Weighing in, EQT said the continuing trend of ASX delistings surpassing new market entries signalled “a notable shift towards private markets”.

“Australian investors are strategically pivoting towards private markets in pursuit of diversification and higher returns,” said Martin Donnelly, managing director of client relations at EQT Capital Raising.

He attributed the tilt partly to a desire for simpler ownership structures and enhanced capital fluidity.

“With the public markets contracting, private assets offer fresh opportunities for building resilient portfolios and tapping into substantial value creation beyond the public sphere,” Donnelly said.

He believed private markets are “fast becoming democratised within the Australian market”, adding that many companies have created avenues for wholesale investors, advised clients and even retail investors to buy into these assets.

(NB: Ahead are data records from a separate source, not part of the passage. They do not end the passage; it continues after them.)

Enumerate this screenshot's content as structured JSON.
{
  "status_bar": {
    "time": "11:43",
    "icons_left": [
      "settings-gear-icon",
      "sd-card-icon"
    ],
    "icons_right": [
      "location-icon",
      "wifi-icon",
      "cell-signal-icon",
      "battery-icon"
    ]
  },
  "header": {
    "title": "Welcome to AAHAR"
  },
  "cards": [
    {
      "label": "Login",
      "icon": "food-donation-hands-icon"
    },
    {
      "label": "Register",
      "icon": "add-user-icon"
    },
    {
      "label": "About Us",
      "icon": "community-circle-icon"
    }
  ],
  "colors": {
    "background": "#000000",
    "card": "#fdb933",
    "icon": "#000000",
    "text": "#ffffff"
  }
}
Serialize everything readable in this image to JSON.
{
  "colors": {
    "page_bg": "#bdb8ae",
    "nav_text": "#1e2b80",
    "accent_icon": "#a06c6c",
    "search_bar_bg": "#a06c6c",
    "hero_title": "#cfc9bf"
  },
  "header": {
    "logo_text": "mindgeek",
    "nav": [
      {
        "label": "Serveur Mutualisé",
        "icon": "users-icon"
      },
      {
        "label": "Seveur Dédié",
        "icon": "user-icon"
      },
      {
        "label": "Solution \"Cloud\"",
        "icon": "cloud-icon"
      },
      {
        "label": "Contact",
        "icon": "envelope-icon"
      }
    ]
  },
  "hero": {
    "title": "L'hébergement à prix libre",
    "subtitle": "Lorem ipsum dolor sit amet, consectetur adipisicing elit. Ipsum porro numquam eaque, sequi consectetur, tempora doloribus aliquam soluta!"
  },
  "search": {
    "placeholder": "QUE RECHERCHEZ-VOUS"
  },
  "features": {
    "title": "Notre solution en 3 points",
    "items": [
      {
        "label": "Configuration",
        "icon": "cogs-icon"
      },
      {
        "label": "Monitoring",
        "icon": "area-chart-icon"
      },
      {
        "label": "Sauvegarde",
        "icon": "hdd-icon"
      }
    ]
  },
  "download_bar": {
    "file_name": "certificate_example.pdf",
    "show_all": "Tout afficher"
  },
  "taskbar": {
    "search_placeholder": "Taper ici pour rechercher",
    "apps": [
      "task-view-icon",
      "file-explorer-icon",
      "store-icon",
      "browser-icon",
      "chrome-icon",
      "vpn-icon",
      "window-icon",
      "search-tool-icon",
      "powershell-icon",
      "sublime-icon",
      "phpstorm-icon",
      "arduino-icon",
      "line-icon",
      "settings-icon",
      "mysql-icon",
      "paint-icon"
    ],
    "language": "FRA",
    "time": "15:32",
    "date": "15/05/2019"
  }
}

Donnelly previously highlighted that the US, Europe, and Australia have all witnessed a decline in the number of public companies.

“In the US, for example, the median age of companies at IPO has more than doubled over the past decade, largely due to the prevalence of private equity-backed firms,” he said.

Earlier this year, Drew Schardt, Hamilton Lane vice-chairman and head of investment strategy and direct equity, observed individuals have been steadily enhancing their understanding and confidence in the investable universe and adapting to a “new normal”, particularly as there is more clarity around interest rates.

“It doesn’t mean there won’t continue to be choppiness, but I believe investors are feeling more positive about the current macro-economic environment – certainly, risks from geopolitical and other major events around the world still remain,” Schardt explained.

The sentiment from investors and clients now, he noted, was an increased inclination towards private markets as they look to find ways to turn the dial to “risk-on”.

This was echoed in State Street’s risk appetite index reading, rising from 0.24 in December from zero in November, with long-term investor flows now highlighting a preference for adding risk across asset classes.